Saturday, 8 June 2013

Afrasiab Khattak: An Unlikely Crusader

-originally published in 2000 by Pakistanlink

by S.A Hussein

A few weeks ago I had the rare opportunity to meet one of the most remarkable men from Pakistan. Though I had known him for over ten years through his lucid and incisive commentaries on social and political issues and had talked to him on the phone, I had not met him.

Afrasiab Khattak is that rare breed of Pukhtun intellectuals who having come from a feudal background, has transcended cultural, religious and social barriers to become a liberal crusader for the rights of women and minorities in Pakistan. In a patriarchal society where ancient tribal codes and narrow and often skewed interpretation of religion leave very little room for civil debate, his unabashed stand for human rights is refreshing if surprising. In these uncertain times many Pakistani liberals have either changed their stripes or have decided to remain quiet.
During the turbulent 70’s Khattak was a student leader on the campus of the University of Peshawar where he studied English literature and law. His advocacy for the legitimate rights of smaller provinces of Pakistan got him in trouble with the military rulers. He was tried for incitement and opposing the ideology of Pakistan. At the trial the prosecution could not explain the ideology that he was accused of opposing. He was sentenced and spent three years in jail.

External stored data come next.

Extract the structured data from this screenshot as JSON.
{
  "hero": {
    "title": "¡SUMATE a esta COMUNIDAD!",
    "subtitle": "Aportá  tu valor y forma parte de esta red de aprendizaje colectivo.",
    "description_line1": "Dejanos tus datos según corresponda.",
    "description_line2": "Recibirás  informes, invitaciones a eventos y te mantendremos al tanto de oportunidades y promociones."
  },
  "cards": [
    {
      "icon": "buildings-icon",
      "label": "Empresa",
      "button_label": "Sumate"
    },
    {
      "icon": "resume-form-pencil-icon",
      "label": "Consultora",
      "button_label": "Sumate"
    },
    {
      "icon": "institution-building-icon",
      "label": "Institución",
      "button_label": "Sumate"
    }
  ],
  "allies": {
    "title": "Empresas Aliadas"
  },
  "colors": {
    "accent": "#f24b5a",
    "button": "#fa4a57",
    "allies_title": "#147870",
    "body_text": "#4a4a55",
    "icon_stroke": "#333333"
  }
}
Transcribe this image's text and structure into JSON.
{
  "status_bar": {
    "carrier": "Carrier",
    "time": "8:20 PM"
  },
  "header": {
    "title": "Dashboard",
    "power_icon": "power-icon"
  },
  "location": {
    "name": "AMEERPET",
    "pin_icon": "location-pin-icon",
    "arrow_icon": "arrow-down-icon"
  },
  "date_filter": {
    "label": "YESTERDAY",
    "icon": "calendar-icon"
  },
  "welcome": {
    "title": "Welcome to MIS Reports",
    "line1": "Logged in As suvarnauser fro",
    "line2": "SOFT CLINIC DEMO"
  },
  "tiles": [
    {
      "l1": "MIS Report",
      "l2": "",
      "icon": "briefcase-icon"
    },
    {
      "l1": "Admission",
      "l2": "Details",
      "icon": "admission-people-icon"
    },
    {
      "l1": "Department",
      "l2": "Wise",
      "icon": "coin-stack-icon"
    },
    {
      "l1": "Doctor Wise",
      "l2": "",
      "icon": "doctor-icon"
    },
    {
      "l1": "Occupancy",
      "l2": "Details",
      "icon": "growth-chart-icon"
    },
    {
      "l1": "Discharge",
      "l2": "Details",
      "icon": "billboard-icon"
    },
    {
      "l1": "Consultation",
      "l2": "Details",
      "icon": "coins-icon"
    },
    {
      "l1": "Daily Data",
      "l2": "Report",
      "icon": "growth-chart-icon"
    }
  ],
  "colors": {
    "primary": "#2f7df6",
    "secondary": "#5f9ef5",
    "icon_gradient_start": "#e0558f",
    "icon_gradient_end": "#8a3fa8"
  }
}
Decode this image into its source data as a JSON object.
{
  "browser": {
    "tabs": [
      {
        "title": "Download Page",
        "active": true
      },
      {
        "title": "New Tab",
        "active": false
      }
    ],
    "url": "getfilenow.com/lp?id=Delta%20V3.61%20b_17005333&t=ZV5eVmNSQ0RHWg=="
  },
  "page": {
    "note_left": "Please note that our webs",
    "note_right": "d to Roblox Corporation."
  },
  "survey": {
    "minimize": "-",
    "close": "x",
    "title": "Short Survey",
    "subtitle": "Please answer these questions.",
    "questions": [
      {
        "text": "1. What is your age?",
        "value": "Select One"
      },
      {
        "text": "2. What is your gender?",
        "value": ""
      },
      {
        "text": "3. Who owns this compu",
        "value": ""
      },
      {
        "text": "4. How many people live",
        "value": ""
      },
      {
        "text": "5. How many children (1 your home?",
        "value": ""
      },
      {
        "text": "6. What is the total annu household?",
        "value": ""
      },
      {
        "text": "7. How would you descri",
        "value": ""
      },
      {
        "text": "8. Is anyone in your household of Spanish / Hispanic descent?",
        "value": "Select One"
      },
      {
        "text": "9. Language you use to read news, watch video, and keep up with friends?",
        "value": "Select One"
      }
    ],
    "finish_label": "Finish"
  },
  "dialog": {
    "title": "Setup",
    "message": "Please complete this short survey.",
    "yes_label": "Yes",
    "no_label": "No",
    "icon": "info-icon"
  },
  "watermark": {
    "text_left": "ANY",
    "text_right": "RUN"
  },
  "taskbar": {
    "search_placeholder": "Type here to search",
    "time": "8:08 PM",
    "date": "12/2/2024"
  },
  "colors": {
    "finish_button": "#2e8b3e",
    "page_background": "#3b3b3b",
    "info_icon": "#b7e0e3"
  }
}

A few years later in 1978 during General Zia-ul-Haq’s rule he was again imprisoned for opposing the military rule and spent fourteen months behind bars. Fearing for his life after his release- he was tipped off by friends in the government- he crossed the Khyber Mountains into neighboring Afghanistan. It was only after the death of General Zia in a mysterious plane crash in 1989 that he was able to return home after two years.

Over time his narrow nationalistic fervor has broadened to include the larger issues of human rights in Pakistan. These include civil rights of women and religious minorities, political rights of common citizens, restoration of democracy and organizing public forums to achieve peace with India. Khattak is following the path that was trail blazed by Asma Jahangir his predecessors as president of the Human rights Commission of Pakistan (HRC).

As president of HRC his work is cut out for him. To champion the cause of women and minorities in a society that hides behind the fa├žade of religion and traditions is not easy. The victims and their advocates, both, become the target of violence. The case of Samia Sarwar who was murdered in the office of her lawyer Hina Jilani is a good example. The lawyer barely escaped with her life.

Every year in Pakistan, according to conservative estimates, one thousand women lose their lives for refusing to abide by family’s dictate about marriage and divorce. There are 800 rapes that are reported to the police. Untold acts of violence against women go unreported. Often in rape cases the woman is thrown in jail because of her inability to produce necessary witnesses as required under the draconian Hadood Ordinance.

The police and the courts are ambivalent toward such acts, the religious leaders look the other way and the politicians are afraid to oppose the abuses. In a stunning act of cowardice the Senate of Pakistan refused to condemn such practices last year when a resolution was presented before the now defunct body. In a shameful about face, the then Senator Javed Iqbal, son of the celebrated poet, a liberal retied justice of the Lahore High Court, refused to support the resolution. There were many others.

But Khattak is making progress. A few months ago at the annual meeting of the HRC, General Pervez Musharaf, the military Chief Executive showed up and endorsed the agenda of the Commission. Just months earlier Khattak had demanded that the General hand over power to the civilian representatives.

For his work Khattak, has been called a communist, a heathen, an enemy of Islam, a traitor to the country and an agent of the West. Untrue as they are, Mr. Khattak accepts all these attributes with good grace and a hearty laugh.

Afrasiab Khattak can disagree without being disagreeable. Two years ago we were on the opposite sides of a heated ethno-political debate about changing the name of our province of NWFP. He supported the move; I vehemently opposed it. We both used the op-ed pages of Pakistani newspapers to argue our views. Though the measure was defeated at the federal level, it made us friends.

His recent visit to Toledo was to renew contact with a onetime adversary who is now his great admirer.